Same Kind of Different as Me {A Review}

This book was published in 2006 and I was intrigued by it. When a friend at church recommended it to the leadership, and thought everyone should read it, I was even more intrigued.

This book, written by Ron Hall and Denver Moore, spent three years on the New York Times Bestseller list. It is the story of an unlikely friendship. A friendship that crossed barriers, prejudices.

Ron Hall is a white man. He grew up poor, found a job as an investment banker, and then moved to owning his own company. He became an international art dealer.

Denver Moore is a black man, born to sharecroppers. Living one step ahead of starvation and then later one step ahead of the law. Homeless.

Deborah Hall brought these men together through her love for Jesus Christ. She volunteered to serve at the Union Gospel Mission where the homeless would go to get a meal and hear about Jesus. Denver came. He resisted the friendship Debbie offered, resisted the friendship Ron offered.

But he couldn’t resist the friendship Jesus offered.

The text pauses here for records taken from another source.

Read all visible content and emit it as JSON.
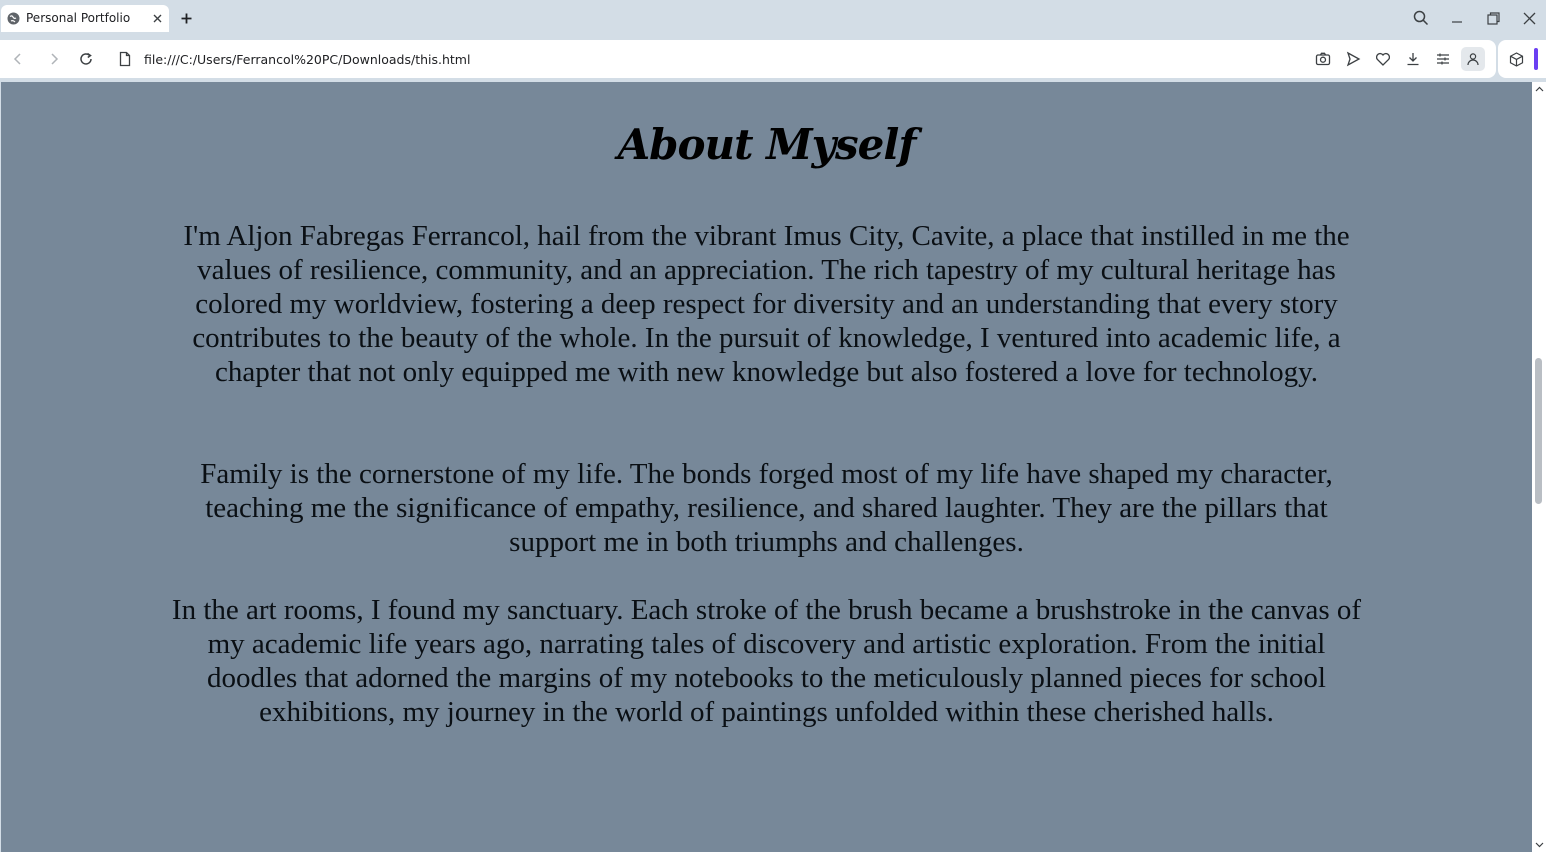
{
  "browser": {
    "tab": {
      "title": "Personal Portfolio",
      "favicon": "globe-icon"
    },
    "address_bar": {
      "url": "file:///C:/Users/Ferrancol%20PC/Downloads/this.html"
    },
    "icons": {
      "back": "arrow-left-icon",
      "forward": "arrow-right-icon",
      "reload": "reload-icon",
      "page": "file-icon",
      "screenshot": "camera-icon",
      "send": "send-icon",
      "favorite": "heart-icon",
      "download": "download-icon",
      "menu": "menu-icon",
      "profile": "profile-icon",
      "extensions": "cube-icon"
    },
    "accent_color": "#6b3ff2"
  },
  "page": {
    "background_color": "#778899",
    "heading": "About Myself",
    "paragraphs": [
      "I'm Aljon Fabregas Ferrancol, hail from the vibrant Imus City, Cavite, a place that instilled in me the values of resilience, community, and an appreciation. The rich tapestry of my cultural heritage has colored my worldview, fostering a deep respect for diversity and an understanding that every story contributes to the beauty of the whole. In the pursuit of knowledge, I ventured into academic life, a chapter that not only equipped me with new knowledge but also fostered a love for technology.",
      "Family is the cornerstone of my life. The bonds forged most of my life have shaped my character, teaching me the significance of empathy, resilience, and shared laughter. They are the pillars that support me in both triumphs and challenges.",
      "In the art rooms, I found my sanctuary. Each stroke of the brush became a brushstroke in the canvas of my academic life years ago, narrating tales of discovery and artistic exploration. From the initial doodles that adorned the margins of my notebooks to the meticulously planned pieces for school exhibitions, my journey in the world of paintings unfolded within these cherished halls."
    ]
  }
}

Tragedy struck. Denver was sure Ron would release him from their friendship. Ron was just as sure he wouldn’t.

This is their story.

I am not entirely sure how to write my review. The book was good. It was great to see the world through their eyes, to see each other as they saw the other. I realized anew that prejudice and racism have no skin color. No one has a corner on that market. I learned it’s an easy trap to fall into.

I give this book 4.5 turning pages.

I received a free copy of this book from the publisher (Thomas Nelson) for the purpose of review. All opinions are my own.